グランの1つ歳上でまだ会ったことがないけど、いつの日か会いに行くだろうな。
「じゃあ、リジーは強いのかい?」
お父様の言葉にアースは頷く。
そして、お父様、お母様、お兄様……周りにいた人達を順に見て告げた。
『つよいよ〜。ここにいるひとたちじゃかてないかなぁ〜』
「………何…?」
『よわいね〜、みんな』
ケラケラと笑うけれど、その声は嘘偽りないようで。
まぁ、うん。
異世界転生チート持ちですからな。
強いですわ、そりゃあ。
「アース、いこー‼︎」
『うん‼︎』
ちょっと空気が悪くなったのを感じたので、私はスタスタと庭に向かって走り出した。
いやぁ、家族の顔がヤバかったな。
ウケるわー。
そんな感じで、アースと庭でまったりしたり……食事や入浴などを済まし終えて、もう寝るだけの時間になった頃。

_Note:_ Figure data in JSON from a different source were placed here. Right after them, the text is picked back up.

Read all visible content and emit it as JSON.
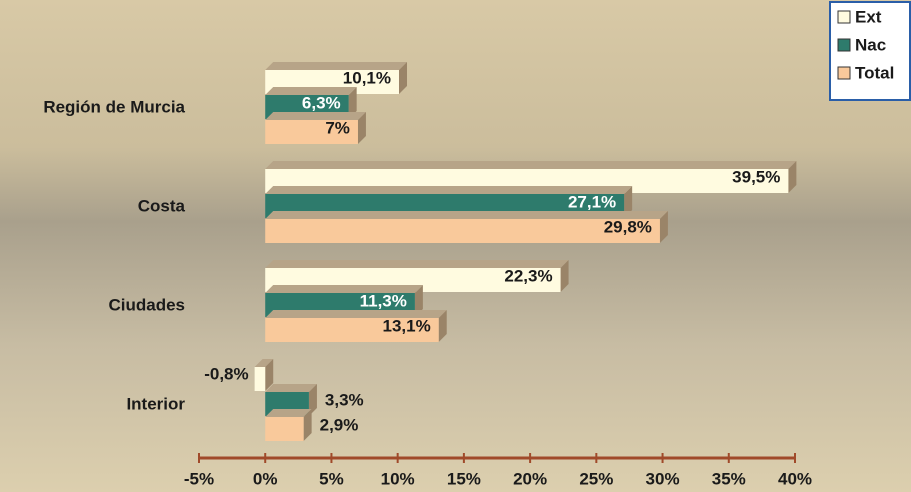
{
  "chart_data": {
    "type": "hbar3d",
    "categories": [
      "Región de Murcia",
      "Costa",
      "Ciudades",
      "Interior"
    ],
    "series": [
      {
        "name": "Ext",
        "color": "#fffbe0",
        "values": [
          10.1,
          39.5,
          22.3,
          -0.8
        ],
        "value_labels": [
          "10,1%",
          "39,5%",
          "22,3%",
          "-0,8%"
        ]
      },
      {
        "name": "Nac",
        "color": "#2e7b6c",
        "values": [
          6.3,
          27.1,
          11.3,
          3.3
        ],
        "value_labels": [
          "6,3%",
          "27,1%",
          "11,3%",
          "3,3%"
        ]
      },
      {
        "name": "Total",
        "color": "#f9c99b",
        "values": [
          7,
          29.8,
          13.1,
          2.9
        ],
        "value_labels": [
          "7%",
          "29,8%",
          "13,1%",
          "2,9%"
        ]
      }
    ],
    "xlim": [
      -5,
      40
    ],
    "xticks": [
      {
        "value": -5,
        "label": "-5%"
      },
      {
        "value": 0,
        "label": "0%"
      },
      {
        "value": 5,
        "label": "5%"
      },
      {
        "value": 10,
        "label": "10%"
      },
      {
        "value": 15,
        "label": "15%"
      },
      {
        "value": 20,
        "label": "20%"
      },
      {
        "value": 25,
        "label": "25%"
      },
      {
        "value": 30,
        "label": "30%"
      },
      {
        "value": 35,
        "label": "35%"
      },
      {
        "value": 40,
        "label": "40%"
      }
    ],
    "legend": "top-right"
  }
}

私の隣でスヤスヤ眠るアースの頭を撫でていたら、パジャマ姿のグランが転移してきた。
なんか高そう。
「アースは寝たのか?」
「うん」
「なんか可愛いな。これが高レベル魔物だとは思えねぇや」
「それなー」
グランは私のベッドに腰かけると、大きく伸びをした。
どうやら王子様生活は大変みたいだ。
「さて。今後の行動だが……」
「あ、アースのことは家族に話したよ。他には言わないように言っておいた」
「………えぇ…言っちゃったのか?」
「駄目だった?」
グランは少し困った顔をする。
いや、ずっと人形のフリさせてるのは申し訳ないんだよね。
「いや……一応、アースドラゴンも魔物だろ?下手したら、冒険者が……とか考えなかったのか?」
「あー……でも、それは情報が漏れた時だよね?」
「お前の両親は大丈夫だとしても、兄や使用人達は漏らすかもしれないだろ」
「…………ヤバイかな?」
「かもな」
グランは何かを考え込むように眉間にシワを寄せる。
そして、諦めたように溜息を吐いた。
「俺達が婚約するのってまだ先なんだよな?」
「そうだよ」
「なら、今婚約してしまおう」
「ふぇ?」
「俺の婚約者ってだけで俺が盾になれるだろ?ついでにあの雷魔法を使い、アースドラゴンを従える者だと公表してしまえば、下手に手出しできないか」
「雷魔法?」
グランは王宮に戻ってからの話をしてくれた。
魔の森の中心部で巨大な雷柱が現れたこと。
それが凄まじい魔力量であったこと。
この国から王宮魔法使いを筆頭に冒険者との混成チームで調査をすることになったこと……など。
つまりは私の魔法の所為ですな。
「魔の森の中心部は片道5日はかかるからな。今日、旅立ったから……もう意味がないと思うが」
「あそこ、無駄に面積広いよね〜」
「初心者ダンジョンに裏ボスがいるくらいなんだ。逆に狭い方だと思うぞ?」
「それもそうか。縄張りから出ないから、アースドラゴンを積極的に討伐しようとする奴もいなかったんだもんね」
で、そんなアースドラゴンは縄張りから出て今は私のところにいると。
そりゃぁ問題だよねー。
隠すより公にした方がやりやすいかー。
「ごめん、私、ゲーム脳だけどそーいう政治的なのはからっきしだから任せていい?」
「あぁ、大丈夫だ」
「いやん、頼りになる〜」
「ははっ、惚れてくれて構わないぞ?」
「あはは〜。私を殺さないようにできたら惚れてあげる」
グランがニヤリと笑うけれど、私はサラッと流した。
ちょっと不服そうな顔も可愛らしいですぞ、グランさんや。
「取り敢えず……冒険者としても活動しておこう。しばらくは大丈夫でも、レベリングは大事だし。自分で好き勝手できるお金があったら、逃亡資金にもなるし」
「おけおけ」
「…………お前、考えるの面倒だとか思うタイプだろ。行き当たりばったり派だろ」
「攻撃力特化のお前に言われたくない。ステだけ見ればグランの方が脳筋だからね?」
「否定できねぇ‼︎」
グランと二人でケラケラ笑っていたら、トントンとドアがノックされた。
扉の向こうから険のある声が響く。
『お嬢様、誰かいらっしゃるのですか』
「やべっ、また来るわ」
グランは私の手の甲にさっとキスをして転移する。
それと同時に、初老の執事長のセバスティアンが入って来た時、彼は怪訝な顔をしていた。
「先程、お嬢様以外の声が聞こえたのですが?」
「きのせーじゃないですか?」
「………お嬢様」
「なんならだれかいるか、さがしますか?」
執事長は困ったような顔をして、何も言わずに退室した。
なんか、第一王子がコソ泥みたいで面白いなぁ……と思いながら、私は眠りについた。